Fig. 6. Tethering of TelVI-R to Nup1-LexA prevents SCR.

a Schematic of the three est2∆ strains expressing (right panels) or not (left panel) nup1-LexA and bearing either wild-type TelVI-R or modified TELVI-R with eight LexA DNA-binding sites inserted 1.2 kb away from the TG_1–3 repeats. b Senescence profiles of the two est2∆ nup1-LexA TelVI-R-8lexAbs clones (#15 and #A68) used for sequencing. The est2∆ profile is from Supplementary Fig.  4 and is shown for comparison. D1 and D5 are highlighted in red. c TelVI-R sequence analysis of the clones est2∆ nup1-LexA TelVI-R-8LexAbs #15 and #A68 at Day 5 (see Supplementary Fig. 5 for the statistics of comparison with WT TelVI-R).

Fig. 7. nup1∆Ct phenocopies the phenotypes of nup1-LexA.

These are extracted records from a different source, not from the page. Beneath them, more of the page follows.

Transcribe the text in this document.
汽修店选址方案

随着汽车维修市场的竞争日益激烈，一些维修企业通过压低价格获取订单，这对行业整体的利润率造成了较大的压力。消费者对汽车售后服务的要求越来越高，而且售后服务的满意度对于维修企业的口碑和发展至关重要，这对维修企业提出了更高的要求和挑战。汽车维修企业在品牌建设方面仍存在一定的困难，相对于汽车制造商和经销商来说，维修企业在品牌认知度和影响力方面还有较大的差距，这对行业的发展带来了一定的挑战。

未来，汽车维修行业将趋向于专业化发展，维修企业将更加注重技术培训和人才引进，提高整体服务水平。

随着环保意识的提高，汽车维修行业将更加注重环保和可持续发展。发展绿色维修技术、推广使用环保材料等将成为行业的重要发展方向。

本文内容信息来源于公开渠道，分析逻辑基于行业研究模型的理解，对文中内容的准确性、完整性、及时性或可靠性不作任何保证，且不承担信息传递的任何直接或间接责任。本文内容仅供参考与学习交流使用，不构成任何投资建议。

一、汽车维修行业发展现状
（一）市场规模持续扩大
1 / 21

a Mean senescence profiles of est2∆ (n = 5) and est2∆ nup1∆FxFG (n = 5) clones. Error bars are SD. b Telomere length analysis of two representative est2∆ nup1∆FxFG clones. Southern blot of XhoI-digested DNA prepared from samples of senescing cells was revealed with a TG_1–3 probe. c Mean senescence profiles of est2∆ (n = 4) and est2∆ nup1∆Ct (n = 8) clones. Error bars are SD. d Telomere length analysis of representative clones of the indicated genotypes. e The localization of the Cdc13-YFP/Rfa1-CFP foci in the three zones of equal area of the nucleus marked by Nic96-RFP was scored in late S and G2/M est2∆ and est2∆ nup1∆Ct cells as described in Fig. 2. The percentages of zone 1 foci are from three independently isolated est2∆ nup1∆Ct (n = 139 cells) clones. WT cells are from Fig. 3. Statistical differences were determined by a Fisher’s exact test (**p = 0.0019). f Percent of zone 1 foci for CAG-130 S-phase in nup1∆Ct cells (n = 143). Statistical differences were determined by a Fisher’s exact test (***p = 0,0006). WT and nup1-LexA cells are from Fig. 3. The repartition of the Rfa1/Cdc13 and CAG-130 foci between the three zones of the nucleus is shown in the Supplementary Fig. 8.

Fig. 8. Model for the role of the NPC in the repair of fork stalled at telomeres.

Replication forks stalled at telomeres relocalize to the NPC and are mainly repaired by a conservative pathway that allows replication to resume (left). When this pathway fails, the stalled forks engage in error-prone Rad51-dependent SCR that maintain a telomere length compatible with continuous proliferation.